Indonesia’s $10bn boost for energy transition

Developed countries' governments and GFANZ working with Indonesian officials

Indonesia is to receive $10bn to support the implementation of a phasing down of fossil fuels and ramping up of renewable energy, it was announced at the Indonesian Presidency’s G20 Leaders’ Summit.

As part of the Just Energy Transition Partnership (JETP), the International Partners Group (IPG), co-led by the US and Japan, with support from Canada, Denmark, the European Union, France, Germany, Italy, Norway and the UK, has committed the sum over a three-to-five-year period in recognition of the scale of investment needed to accelerate Indonesia’s energy transition.

Furthermore, the Glasgow Financial Alliance for Net Zero (GFANZ) has also pledged its support and established a working group of net-zero-committed financial institutions to mobilise private capital for the cause.

“Indonesia has enormous potential to build out clean energy and set an example for other countries working to grow their economies and cut their emissions at the same time. Turning that promise into reality – and speeding up the global transition to clean energy – requires public-private partnerships,” said Michael Bloomberg, co-chair of GFANZ and UN Special Envoy on Climate Ambition and Solutions.

“By bringing financial firms to the table, we can multiply the impact of government commitments and attract more private investment to Indonesia.”

Initial working group members – Bank of America, Citi, Deutsche Bank, HSBC, Macquarie, MUFG, and Standard Chartered – have already been identifying barriers to sourcing the necessary private investment, and calling for reforms to address those barriers, while identifying ways to attract private finance at scale.

They will continue to work closely with the Indonesian government on local and international policy, as well as ensure a robust pipeline of projects that are consistent with the JETP’s transition pathway.

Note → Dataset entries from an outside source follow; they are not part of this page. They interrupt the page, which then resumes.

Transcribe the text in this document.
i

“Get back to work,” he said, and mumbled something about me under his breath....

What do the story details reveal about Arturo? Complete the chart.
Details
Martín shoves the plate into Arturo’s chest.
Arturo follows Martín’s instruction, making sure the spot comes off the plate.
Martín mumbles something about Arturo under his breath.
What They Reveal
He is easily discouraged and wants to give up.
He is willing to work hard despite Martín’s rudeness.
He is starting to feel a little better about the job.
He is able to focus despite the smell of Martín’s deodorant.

Mary Schapiro, vice-chair at GFANZ, commented: “GFANZ is focused on mobilising private capital to finance the energy transitions of emerging markets and developing economies. I hope this announcement and subsequent implementation of the Indonesian JETP serves as a blueprint for how private finance can work hand-in-hand with governments, public finance, and others, to implement ambitious climate objectives.”